When I got to the shop I also tried an All-City Cosmic Stallion, but due to their weird sizing it just didn’t feel right at all. Then I hopped on the Salsa Vaya 105. Immediately I was struck with how nice this bike felt, and how well it fit me. The Vaya is a steel frame bike and comes with a Shimano 105, 2×11 drivetrain. This is exactly the type of drivetrain I’d been looking for. The shifting was smooth, and the 48/32 crankset on the front is a nice balance between the 50/34 road compact double that’s common on gravel bikes, and the more lax 46/30 of the Journeyman.

dsc01587As I took the bike for a spin around the neighborhoods it just felt “right”. The size was good, the geometry was comfortable, and it had just a small bit of aggressiveness that was lacking in my old hybrid. I got back to the bike shop and they had a full carbon Warbird ready for me to try. This bike was way more expensive than I was interested in spending, but I figured this would at least give me a sense of what’s possible.

The Warbird is a really amazing bike. The carbon frame is SO light, and I was climbing hills like they weren’t even there. It did have a SRAM Force 1x groupset, but this was a much nicer component level and I actually didn’t mind the double-tap quite as much in this quality level. I pulled the bike back into the shop and hopped right back on the Vaya for a quick reaction comparison.

As nice as the Warbird was, with it’s light frame and speedy feel, the Vaya just grabbed me. I knew within seconds on my second test of the day that this would be the bike for me. Plus, it had a nice green-teal color frame that really popped. I finished up my test ride and headed home to think about it a bit more. The bike shop I had visited was doing a sale and so I called up my regular shop to see if they’d price match it. They said they certainly would and so the deal was sealed.

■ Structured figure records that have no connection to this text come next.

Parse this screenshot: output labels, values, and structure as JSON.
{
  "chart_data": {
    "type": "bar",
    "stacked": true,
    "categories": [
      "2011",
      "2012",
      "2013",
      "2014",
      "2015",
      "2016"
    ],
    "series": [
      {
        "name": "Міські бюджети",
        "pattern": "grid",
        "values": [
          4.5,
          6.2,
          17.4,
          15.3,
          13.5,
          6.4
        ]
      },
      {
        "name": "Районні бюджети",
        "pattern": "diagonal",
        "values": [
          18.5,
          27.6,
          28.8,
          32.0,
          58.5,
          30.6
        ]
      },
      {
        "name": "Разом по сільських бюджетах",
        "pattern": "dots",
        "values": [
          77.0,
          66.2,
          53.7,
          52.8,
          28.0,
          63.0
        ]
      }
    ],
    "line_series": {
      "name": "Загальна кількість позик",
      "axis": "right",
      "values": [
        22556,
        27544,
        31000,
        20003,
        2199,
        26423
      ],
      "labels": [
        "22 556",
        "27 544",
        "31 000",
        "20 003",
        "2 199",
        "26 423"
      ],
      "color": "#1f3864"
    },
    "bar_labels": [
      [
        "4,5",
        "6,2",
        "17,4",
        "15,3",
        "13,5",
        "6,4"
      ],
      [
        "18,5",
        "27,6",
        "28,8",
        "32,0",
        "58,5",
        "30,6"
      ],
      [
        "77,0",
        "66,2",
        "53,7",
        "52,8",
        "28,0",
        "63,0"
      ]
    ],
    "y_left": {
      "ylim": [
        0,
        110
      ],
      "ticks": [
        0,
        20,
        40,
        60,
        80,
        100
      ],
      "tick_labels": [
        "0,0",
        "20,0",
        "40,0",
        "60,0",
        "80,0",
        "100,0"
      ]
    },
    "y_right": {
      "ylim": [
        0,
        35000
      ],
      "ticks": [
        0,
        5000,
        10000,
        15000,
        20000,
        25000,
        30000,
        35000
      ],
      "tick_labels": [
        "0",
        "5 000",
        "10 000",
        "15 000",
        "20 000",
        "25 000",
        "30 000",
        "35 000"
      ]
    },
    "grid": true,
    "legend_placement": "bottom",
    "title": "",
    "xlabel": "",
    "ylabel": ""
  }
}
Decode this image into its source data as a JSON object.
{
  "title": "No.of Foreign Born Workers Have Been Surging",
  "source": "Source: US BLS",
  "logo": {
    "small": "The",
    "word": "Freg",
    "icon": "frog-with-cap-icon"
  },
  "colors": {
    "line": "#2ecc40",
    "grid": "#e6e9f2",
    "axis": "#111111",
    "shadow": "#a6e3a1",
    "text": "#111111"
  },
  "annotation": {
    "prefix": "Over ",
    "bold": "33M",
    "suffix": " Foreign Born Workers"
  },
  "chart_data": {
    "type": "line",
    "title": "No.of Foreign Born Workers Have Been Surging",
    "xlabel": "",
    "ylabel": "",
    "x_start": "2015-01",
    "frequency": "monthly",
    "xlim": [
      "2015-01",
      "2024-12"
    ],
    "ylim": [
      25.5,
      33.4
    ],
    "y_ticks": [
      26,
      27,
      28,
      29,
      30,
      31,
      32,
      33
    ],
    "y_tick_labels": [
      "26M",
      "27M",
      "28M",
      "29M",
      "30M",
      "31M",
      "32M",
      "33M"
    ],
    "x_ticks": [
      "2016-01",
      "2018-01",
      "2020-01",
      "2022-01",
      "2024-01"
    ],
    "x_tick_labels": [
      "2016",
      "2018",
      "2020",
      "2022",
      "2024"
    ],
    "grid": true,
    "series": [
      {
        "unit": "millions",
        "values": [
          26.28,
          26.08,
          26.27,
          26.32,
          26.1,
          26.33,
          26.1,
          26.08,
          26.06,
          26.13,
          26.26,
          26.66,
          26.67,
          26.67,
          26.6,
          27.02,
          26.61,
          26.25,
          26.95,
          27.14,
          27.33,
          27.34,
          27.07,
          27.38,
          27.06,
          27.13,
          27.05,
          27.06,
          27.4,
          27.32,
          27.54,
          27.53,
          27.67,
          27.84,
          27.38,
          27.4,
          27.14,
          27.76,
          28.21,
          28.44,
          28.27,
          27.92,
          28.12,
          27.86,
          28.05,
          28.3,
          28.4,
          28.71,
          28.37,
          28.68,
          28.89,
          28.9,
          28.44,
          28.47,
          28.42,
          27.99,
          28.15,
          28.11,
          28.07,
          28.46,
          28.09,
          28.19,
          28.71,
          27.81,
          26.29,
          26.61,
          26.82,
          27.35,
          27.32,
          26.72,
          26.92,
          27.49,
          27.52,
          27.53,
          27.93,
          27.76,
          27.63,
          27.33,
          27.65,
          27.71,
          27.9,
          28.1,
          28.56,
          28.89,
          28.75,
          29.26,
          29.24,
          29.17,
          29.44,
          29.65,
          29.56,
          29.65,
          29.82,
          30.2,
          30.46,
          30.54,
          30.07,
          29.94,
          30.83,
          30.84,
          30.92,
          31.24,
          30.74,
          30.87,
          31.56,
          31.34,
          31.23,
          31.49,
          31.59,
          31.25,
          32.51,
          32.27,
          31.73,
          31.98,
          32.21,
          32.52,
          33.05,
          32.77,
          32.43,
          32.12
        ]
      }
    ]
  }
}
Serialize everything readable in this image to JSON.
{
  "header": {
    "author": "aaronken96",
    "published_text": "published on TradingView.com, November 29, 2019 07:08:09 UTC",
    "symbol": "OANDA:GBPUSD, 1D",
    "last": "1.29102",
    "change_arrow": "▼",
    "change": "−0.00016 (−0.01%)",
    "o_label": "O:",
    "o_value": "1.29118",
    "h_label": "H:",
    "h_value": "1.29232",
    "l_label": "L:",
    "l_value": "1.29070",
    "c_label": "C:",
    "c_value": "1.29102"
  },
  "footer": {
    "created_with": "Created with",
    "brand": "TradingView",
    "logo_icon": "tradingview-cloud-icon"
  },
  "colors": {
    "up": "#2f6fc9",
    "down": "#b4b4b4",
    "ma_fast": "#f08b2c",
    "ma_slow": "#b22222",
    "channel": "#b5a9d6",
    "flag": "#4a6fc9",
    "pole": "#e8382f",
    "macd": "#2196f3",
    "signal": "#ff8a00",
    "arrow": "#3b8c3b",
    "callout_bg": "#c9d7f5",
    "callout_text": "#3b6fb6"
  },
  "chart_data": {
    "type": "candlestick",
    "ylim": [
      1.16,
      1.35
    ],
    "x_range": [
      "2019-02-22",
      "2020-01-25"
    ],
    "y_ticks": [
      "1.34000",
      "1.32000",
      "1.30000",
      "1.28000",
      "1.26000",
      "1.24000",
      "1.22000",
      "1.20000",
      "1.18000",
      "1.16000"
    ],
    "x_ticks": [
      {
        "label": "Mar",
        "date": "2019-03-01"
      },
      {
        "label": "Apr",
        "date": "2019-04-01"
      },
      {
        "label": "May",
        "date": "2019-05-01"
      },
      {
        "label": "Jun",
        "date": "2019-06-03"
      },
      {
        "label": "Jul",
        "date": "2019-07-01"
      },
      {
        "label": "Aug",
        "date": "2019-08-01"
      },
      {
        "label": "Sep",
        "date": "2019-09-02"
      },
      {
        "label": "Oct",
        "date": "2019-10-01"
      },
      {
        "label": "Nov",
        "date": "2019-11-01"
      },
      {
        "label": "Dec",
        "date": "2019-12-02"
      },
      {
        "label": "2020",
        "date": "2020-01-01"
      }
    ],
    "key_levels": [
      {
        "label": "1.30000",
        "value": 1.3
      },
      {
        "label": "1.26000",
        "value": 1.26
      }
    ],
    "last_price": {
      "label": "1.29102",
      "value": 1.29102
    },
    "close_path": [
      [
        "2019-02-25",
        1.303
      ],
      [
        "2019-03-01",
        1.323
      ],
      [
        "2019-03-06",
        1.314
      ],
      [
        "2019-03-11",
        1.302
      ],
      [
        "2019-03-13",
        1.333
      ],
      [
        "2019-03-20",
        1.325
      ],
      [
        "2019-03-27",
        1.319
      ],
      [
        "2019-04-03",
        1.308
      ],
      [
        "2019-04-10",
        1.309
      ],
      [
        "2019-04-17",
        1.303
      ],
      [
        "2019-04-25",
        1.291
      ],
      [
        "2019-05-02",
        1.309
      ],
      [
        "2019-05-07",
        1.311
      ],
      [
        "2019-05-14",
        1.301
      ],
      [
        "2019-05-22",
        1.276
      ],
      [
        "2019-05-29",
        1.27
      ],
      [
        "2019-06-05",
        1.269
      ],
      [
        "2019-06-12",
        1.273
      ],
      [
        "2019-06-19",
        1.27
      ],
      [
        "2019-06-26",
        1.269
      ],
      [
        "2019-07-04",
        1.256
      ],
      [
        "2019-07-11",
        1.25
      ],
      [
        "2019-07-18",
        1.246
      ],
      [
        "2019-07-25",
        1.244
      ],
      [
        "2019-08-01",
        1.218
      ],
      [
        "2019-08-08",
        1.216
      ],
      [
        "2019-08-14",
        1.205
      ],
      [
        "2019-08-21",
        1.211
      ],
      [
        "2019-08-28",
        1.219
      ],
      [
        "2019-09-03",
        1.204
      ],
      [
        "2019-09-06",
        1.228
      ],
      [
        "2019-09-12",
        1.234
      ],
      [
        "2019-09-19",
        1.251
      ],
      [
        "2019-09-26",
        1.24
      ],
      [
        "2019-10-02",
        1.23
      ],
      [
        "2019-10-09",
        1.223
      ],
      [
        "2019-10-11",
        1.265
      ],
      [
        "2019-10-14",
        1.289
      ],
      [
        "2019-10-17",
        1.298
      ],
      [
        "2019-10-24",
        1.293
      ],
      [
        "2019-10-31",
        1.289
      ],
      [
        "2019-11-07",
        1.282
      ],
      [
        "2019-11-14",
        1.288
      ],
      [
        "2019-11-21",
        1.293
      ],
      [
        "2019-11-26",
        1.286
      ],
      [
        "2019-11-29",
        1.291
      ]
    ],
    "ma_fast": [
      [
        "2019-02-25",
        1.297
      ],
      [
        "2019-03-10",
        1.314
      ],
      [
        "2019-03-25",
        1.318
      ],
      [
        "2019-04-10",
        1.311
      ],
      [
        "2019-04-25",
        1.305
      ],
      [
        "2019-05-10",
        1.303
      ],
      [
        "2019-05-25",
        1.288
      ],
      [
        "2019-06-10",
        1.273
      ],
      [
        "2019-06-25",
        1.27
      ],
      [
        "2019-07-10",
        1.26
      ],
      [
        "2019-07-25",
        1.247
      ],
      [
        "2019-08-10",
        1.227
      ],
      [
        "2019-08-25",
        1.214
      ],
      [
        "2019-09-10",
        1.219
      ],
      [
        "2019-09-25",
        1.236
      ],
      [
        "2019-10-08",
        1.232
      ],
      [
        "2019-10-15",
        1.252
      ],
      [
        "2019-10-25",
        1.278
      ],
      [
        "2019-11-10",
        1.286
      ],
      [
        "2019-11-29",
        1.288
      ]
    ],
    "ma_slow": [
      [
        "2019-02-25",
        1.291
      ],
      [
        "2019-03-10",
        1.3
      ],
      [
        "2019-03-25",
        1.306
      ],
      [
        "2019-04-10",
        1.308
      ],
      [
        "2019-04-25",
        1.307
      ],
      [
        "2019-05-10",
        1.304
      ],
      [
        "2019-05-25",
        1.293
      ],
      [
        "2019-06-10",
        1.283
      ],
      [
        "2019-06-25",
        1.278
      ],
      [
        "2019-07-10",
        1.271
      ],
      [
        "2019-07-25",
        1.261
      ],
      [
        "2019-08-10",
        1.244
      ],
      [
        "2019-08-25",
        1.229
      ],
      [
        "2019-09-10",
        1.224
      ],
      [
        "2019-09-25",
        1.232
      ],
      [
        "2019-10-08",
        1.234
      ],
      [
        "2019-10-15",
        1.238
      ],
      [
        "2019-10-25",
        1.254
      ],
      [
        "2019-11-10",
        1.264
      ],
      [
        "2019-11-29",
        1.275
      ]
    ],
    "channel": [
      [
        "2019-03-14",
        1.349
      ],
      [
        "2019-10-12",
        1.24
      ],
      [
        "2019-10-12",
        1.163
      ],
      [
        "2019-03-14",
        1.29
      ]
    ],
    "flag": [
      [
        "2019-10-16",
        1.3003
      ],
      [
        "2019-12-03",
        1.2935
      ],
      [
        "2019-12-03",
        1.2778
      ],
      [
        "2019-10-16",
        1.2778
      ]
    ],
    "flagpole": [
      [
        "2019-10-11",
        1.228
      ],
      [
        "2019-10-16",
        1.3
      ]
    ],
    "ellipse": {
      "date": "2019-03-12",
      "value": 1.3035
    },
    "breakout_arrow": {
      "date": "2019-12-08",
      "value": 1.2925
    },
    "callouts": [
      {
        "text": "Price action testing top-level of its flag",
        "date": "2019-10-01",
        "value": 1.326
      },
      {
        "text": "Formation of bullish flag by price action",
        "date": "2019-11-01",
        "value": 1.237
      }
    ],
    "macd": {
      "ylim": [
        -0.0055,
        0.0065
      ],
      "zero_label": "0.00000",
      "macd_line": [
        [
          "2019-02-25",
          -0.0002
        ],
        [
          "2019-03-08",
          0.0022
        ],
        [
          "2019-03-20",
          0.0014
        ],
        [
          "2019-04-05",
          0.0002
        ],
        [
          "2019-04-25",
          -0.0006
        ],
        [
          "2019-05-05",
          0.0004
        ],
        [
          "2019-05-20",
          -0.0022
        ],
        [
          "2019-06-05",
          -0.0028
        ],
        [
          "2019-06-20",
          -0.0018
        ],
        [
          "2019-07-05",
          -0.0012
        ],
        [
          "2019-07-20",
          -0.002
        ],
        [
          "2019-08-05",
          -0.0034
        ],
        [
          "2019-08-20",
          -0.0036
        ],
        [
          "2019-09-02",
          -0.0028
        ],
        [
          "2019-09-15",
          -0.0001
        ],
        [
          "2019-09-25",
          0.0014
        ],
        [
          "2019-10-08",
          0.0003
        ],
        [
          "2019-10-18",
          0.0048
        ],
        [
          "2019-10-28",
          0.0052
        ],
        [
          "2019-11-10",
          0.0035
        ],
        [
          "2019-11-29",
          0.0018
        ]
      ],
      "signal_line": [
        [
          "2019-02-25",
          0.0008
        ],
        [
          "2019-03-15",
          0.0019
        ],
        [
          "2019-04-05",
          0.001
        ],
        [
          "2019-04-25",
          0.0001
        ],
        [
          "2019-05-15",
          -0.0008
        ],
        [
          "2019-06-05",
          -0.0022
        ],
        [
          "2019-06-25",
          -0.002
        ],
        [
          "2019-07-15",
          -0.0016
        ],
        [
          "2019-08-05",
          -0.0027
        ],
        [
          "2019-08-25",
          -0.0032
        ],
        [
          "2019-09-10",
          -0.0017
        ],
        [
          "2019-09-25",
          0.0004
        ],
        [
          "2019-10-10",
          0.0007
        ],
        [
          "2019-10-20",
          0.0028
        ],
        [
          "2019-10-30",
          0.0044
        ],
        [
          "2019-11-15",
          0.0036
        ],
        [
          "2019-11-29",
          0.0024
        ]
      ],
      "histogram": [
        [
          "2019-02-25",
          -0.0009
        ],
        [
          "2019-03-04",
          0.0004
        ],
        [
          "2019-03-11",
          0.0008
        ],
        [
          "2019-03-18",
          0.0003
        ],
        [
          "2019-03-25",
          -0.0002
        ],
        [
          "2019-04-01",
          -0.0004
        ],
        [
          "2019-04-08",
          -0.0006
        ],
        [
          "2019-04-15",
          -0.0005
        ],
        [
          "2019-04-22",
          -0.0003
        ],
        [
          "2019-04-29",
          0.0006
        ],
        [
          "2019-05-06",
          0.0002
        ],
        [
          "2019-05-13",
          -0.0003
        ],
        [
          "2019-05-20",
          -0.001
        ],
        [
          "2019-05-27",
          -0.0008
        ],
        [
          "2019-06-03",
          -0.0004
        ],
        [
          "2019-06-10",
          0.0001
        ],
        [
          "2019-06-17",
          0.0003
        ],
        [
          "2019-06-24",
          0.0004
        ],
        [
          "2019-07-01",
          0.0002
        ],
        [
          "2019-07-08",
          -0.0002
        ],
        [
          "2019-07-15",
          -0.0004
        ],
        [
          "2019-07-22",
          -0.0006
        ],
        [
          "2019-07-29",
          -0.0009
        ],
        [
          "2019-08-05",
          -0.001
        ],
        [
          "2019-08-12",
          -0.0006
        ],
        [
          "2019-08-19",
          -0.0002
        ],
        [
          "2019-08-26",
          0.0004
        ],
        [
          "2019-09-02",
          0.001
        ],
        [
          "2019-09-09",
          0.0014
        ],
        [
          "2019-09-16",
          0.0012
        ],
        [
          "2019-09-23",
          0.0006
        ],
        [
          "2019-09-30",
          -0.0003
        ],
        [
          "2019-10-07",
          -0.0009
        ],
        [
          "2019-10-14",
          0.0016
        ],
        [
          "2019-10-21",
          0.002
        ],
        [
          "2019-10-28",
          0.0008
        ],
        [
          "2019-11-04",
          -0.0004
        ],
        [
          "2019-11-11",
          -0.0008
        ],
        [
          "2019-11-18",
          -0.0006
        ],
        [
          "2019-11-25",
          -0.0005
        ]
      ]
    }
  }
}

I took the bike out for its first long ride last Wednesday on my usual Beer & Bikes casual ride. On the way home I took a route that is similar to my commute home from work and has some substantial hills. When I loaded the ride in to Strava I had clocked 5 PRs, many of them by quite a margin. Not only did I find the bike to be a bit faster, but the challenging stuff was easier and I was able to power through things in ways that I never could on my hybrid.

I’m excited to eventually post a full review once I get a few more miles on the bike. But for now, I’m loving it. I realize that to some, my process might have seemed tedious (I didn’t even mention all the other bikes I tested), or my love of spreadsheets comparing bike dimensions a bit weird. Yet it’s worked for me, and I know that I’m happier with the outcome when I take my time.